Retour à l’importation des véhicules d’occasion
Frappés d’interdiction depuis 2010, les véhicules touristiques de moins de 3 ans pourraient être autorisés à l’importation à partir du 1er janvier prochain, à la faveur de la LF-2020. Après avoir parié longtemps sur l’industrie de montage automobile pour donner naissance à une véritable industrie, le gouvernement a vite déchanté, ce qui s’est traduit dans l’annulation des avantages octroyés aux propriétaires de ces usines de montage. Les importations des kits CKD/SKD ont été très restreintes et limitées et beaucoup de marques ont annoncé déjà qu’elles pourront mettre bientôt la clé sous le paillasson.

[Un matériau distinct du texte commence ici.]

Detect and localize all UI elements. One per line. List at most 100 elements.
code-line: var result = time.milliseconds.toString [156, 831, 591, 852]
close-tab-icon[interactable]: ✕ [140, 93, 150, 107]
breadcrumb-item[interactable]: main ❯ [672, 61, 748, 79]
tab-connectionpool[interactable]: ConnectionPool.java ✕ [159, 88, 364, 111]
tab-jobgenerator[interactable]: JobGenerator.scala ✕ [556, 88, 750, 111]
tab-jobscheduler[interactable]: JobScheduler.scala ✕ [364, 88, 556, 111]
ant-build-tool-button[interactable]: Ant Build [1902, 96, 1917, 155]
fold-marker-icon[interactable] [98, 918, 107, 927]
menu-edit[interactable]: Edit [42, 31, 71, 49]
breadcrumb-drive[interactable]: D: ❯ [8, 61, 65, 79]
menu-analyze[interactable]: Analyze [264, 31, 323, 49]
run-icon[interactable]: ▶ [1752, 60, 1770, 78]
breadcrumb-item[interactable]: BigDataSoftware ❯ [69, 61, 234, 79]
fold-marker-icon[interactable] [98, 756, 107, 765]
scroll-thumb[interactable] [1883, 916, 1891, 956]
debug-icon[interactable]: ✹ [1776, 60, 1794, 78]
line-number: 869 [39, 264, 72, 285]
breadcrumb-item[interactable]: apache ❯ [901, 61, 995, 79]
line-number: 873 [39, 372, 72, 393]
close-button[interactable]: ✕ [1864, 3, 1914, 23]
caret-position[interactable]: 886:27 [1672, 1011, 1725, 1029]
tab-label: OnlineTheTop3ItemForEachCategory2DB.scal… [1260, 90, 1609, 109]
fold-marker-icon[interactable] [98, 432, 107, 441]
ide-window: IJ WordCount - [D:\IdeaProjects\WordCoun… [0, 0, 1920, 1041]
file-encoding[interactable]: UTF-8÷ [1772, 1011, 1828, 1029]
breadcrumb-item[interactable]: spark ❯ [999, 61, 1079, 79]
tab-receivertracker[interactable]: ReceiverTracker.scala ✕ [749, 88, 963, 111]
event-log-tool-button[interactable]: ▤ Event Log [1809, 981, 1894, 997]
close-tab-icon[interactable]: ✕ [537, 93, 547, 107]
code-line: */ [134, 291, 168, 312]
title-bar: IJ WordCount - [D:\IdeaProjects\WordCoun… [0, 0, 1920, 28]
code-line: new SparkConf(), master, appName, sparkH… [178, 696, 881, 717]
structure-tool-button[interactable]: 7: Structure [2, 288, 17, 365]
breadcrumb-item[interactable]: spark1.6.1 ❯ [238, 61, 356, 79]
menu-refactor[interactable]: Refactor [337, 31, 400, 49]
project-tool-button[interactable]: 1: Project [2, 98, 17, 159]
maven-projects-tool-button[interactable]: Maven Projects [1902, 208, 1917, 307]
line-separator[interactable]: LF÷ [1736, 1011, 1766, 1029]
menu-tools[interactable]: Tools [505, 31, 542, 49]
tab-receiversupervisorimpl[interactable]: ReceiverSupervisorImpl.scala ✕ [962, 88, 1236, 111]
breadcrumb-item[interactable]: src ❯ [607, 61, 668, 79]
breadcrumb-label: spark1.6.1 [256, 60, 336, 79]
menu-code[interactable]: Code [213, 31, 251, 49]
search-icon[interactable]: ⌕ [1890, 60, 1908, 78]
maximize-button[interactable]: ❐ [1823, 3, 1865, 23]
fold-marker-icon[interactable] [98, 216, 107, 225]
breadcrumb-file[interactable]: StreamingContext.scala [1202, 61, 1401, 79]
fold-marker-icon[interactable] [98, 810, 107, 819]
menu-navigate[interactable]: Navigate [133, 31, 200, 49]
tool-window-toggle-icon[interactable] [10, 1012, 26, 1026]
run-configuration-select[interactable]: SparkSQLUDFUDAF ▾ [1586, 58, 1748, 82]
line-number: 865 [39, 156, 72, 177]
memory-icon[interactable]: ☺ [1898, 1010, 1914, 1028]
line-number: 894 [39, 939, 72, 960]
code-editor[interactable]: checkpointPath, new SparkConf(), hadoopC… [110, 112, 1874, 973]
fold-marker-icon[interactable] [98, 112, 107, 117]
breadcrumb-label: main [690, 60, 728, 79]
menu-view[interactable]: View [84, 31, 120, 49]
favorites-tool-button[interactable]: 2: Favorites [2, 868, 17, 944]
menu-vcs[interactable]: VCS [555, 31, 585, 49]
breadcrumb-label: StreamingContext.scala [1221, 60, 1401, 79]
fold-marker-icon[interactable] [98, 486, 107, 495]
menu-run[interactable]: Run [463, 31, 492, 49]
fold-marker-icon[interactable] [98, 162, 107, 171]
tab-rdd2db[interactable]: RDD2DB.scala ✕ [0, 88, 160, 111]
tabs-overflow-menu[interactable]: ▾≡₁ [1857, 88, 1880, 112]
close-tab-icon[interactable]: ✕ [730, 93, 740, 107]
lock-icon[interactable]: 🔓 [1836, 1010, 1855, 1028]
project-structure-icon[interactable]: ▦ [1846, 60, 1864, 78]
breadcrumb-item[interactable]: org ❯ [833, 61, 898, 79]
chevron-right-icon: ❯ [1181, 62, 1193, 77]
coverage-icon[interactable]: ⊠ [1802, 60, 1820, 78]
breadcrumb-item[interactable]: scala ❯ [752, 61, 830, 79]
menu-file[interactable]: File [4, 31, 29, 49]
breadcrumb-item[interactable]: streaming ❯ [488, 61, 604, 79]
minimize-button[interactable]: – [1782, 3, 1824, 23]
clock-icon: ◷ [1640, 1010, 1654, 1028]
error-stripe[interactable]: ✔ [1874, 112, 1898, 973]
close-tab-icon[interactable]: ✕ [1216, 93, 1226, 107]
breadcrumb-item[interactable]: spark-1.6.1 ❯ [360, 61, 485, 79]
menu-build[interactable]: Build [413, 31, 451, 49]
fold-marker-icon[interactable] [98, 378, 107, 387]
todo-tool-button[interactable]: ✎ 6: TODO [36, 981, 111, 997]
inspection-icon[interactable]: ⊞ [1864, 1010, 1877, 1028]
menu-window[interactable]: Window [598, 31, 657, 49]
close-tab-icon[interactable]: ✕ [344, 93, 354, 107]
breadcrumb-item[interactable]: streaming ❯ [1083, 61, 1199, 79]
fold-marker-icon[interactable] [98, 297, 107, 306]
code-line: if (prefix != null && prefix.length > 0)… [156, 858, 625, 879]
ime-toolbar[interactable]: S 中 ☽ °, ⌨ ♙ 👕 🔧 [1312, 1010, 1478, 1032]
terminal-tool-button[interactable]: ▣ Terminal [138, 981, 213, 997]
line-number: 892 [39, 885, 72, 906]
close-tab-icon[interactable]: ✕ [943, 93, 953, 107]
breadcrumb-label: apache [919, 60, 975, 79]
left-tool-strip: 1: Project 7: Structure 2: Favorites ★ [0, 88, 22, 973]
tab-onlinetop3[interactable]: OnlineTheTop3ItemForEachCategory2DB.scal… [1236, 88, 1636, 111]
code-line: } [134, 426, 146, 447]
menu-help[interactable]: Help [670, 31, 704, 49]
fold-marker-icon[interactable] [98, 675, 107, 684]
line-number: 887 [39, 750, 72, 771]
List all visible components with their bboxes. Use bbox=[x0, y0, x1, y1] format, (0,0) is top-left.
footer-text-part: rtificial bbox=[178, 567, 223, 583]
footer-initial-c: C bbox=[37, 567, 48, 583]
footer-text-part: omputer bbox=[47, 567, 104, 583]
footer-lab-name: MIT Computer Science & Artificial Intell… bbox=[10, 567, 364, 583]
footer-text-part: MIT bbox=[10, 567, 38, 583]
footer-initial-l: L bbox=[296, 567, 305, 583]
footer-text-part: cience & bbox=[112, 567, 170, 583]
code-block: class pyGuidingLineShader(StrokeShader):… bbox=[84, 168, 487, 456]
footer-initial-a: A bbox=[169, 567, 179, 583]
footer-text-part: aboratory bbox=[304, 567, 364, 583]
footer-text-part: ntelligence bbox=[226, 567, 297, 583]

La CNR encore plus déficitaire
Les prévisions de déficit pour 2020 pour la Caisse nationale des retraites (CNR) vont creuser encore plus profondément. Cela présage de longues années de crise avant que la CNR retrouve de nouveau son équilibre. En effet, le déficit pourrait atteindre les 800 milliards de DA/an en 2021, selon les estimations de l’ancien ministre des Finances, Mohamed Loukal, qui a estimé aussi qu’il ne serait pas possible de couvrir ce montant entièrement et en permanence à partir du budget de l’État. Loukal a évoqué la maîtrise difficile du déficit enregistré au niveau de la CNR qui connaît « un déséquilibre structurel aigu » depuis 2014 s’élevant à 600 milliards de DA en 2018. Pour maintenir la CNR en vie, l’État consacre dans chaque loi de Finances des contributions financières à cette caisse, qui souffre aussi du recul du nombre des contribuables de fait d’un marché de travail de plus en plus en proie à l’anarchie et l’informel.